According to eyewitness descriptions of the man—at least that’s what they though he was—he could have retired quietly to Greenwich Village or Haight-Ashbury without eliciting a second glance.
Mrs. Jane Hamrick, the bank teller who dealt directly with the bandit, said, “I loooked up and saw the strangest-looking person I’ve ever seen. Then I realized he was wearing a costume.”
She added later, “All I could see was hair, all over his face.” Mrs. Hamrick also described the man as wearing a Halloween mask and “funny shoes.”
Chairman of the Board Hollis Owens return to bank from lunch to find “this weird-looking character.”
Said Owens, “He was all wrapped, covered up, with a pistol in his hand, the barrel of which I looked down.”
Perhaps the most descriptive account, if not the most detailed, came from Roosevelt Hopper, who said the bandit “looked like some kind of animal to me.”
Hopper, the 55-year old janitor at the Cliffside Baptist Church, was on his way into the bank to get some change as the robber was on his way out.
Hopper’s description continued, “He was wearing some kind of mask and a wig. His hair hung off to his shoulders.”
The hippie influence in the outlaw’s appearance, according to reports from Owens and Mrs. Hamrick, was tempered by a Tarzan tone of voice.
They both related that the man spoke gutterally, as if trying to disguise his voice.
And Mrs. Hamrick said the only words he spoke were “hurry,” “down,” and “that drawer,” all repeated several times.
Of course, he may not have been a hippie after all—Mrs. Hamrick said he handed her a clean and neatly pressed pillow case to put the money in.
When the bandit left, it was in typical late show gangland fashion. Hopper said, “Man, he got out in a hurry, left black marks on the street.”
From that point on, it was late show all the way, interspersed with one organized and many impromptu press conferences. Flash equipment blinked, camera shutters clicked, reporters fired questions and bank personnel answered them again and again.
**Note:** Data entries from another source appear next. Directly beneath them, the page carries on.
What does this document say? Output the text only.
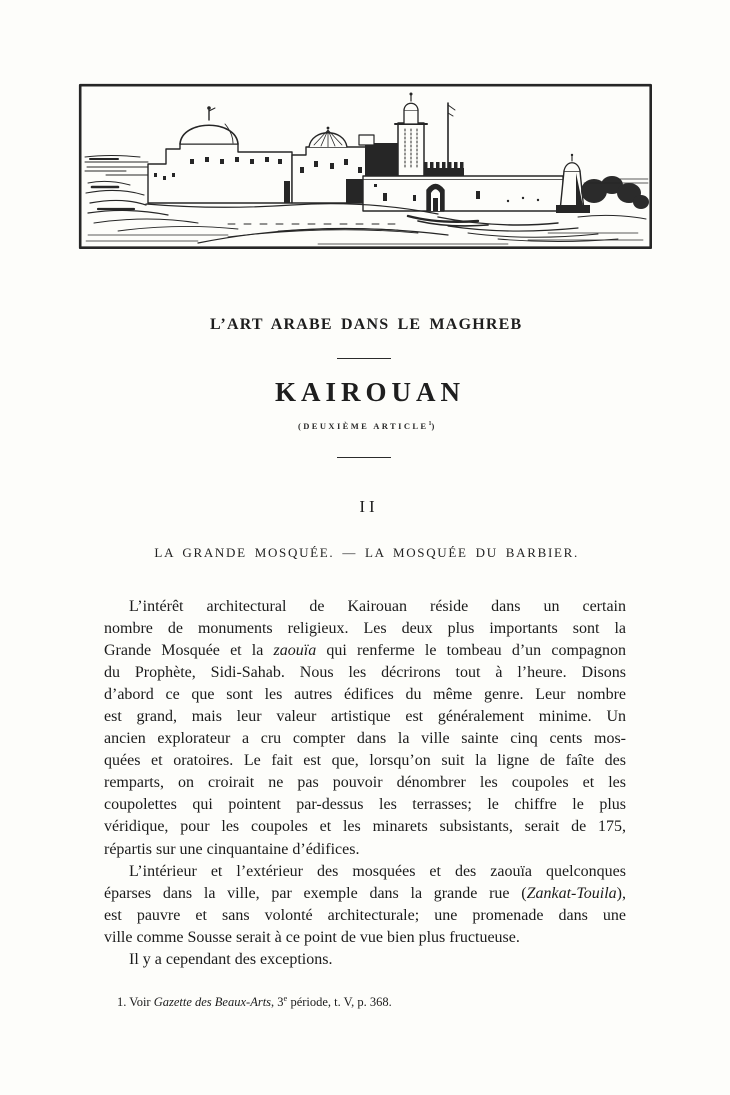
L’ART ARABE DANS LE MAGHREB
KAIROUAN
(DEUXIÈME ARTICLE$^1$)
II
LA GRANDE MOSQUÉE. — LA MOSQUÉE DU BARBIER.
L’intérêt architectural de Kairouan réside dans un certain
nombre de monuments religieux. Les deux plus importants sont la
Grande Mosquée et la zaouïa qui renferme le tombeau d’un compagnon
du Prophète, Sidi-Sahab. Nous les décrirons tout à l’heure. Disons
d’abord ce que sont les autres édifices du même genre. Leur nombre
est grand, mais leur valeur artistique est généralement minime. Un
ancien explorateur a cru compter dans la ville sainte cinq cents mos-
quées et oratoires. Le fait est que, lorsqu’on suit la ligne de faîte des
remparts, on croirait ne pas pouvoir dénombrer les coupoles et les
coupolettes qui pointent par-dessus les terrasses; le chiffre le plus
véridique, pour les coupoles et les minarets subsistants, serait de 175,
répartis sur une cinquantaine d’édifices.
L’intérieur et l’extérieur des mosquées et des zaouïa quelconques
éparses dans la ville, par exemple dans la grande rue (Zankat-Touila),
est pauvre et sans volonté architecturale; une promenade dans une
ville comme Sousse serait à ce point de vue bien plus fructueuse.
Il y a cependant des exceptions.
1. Voir Gazette des Beaux-Arts, 3e période, t. V, p. 368.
While all this was going on, the members of Rutherford County Sheriff’s Department spent their time searching out leads and waiting for the FBI.
Sheriff’s and Highway Patrol cars had already been deployed to the various roads leading out of the county. So the deputies at the bank gathered around a radio to keep up with the latest developments—at Fenway Park in Boston.
Then the FBI arrived and the witnesses were ushered quietly toward the bank’s inner recesses to tell their tale again.
At about 3 o’clock—not quite two hours after the $63,000 holdup—customer Camellia Ayers of Forest City walked into the bank, stepped around and through the crown of reporters and officials, and made two deposits.
Had her faith in the bank been shaken by the robbery? “Not a bit.”
Then business continued almost as usual as people lined up outside the drive-in window. After all, as Rutherford County Sheriff Damon Huskey said, “I think we’ll find out who it is without much trouble.”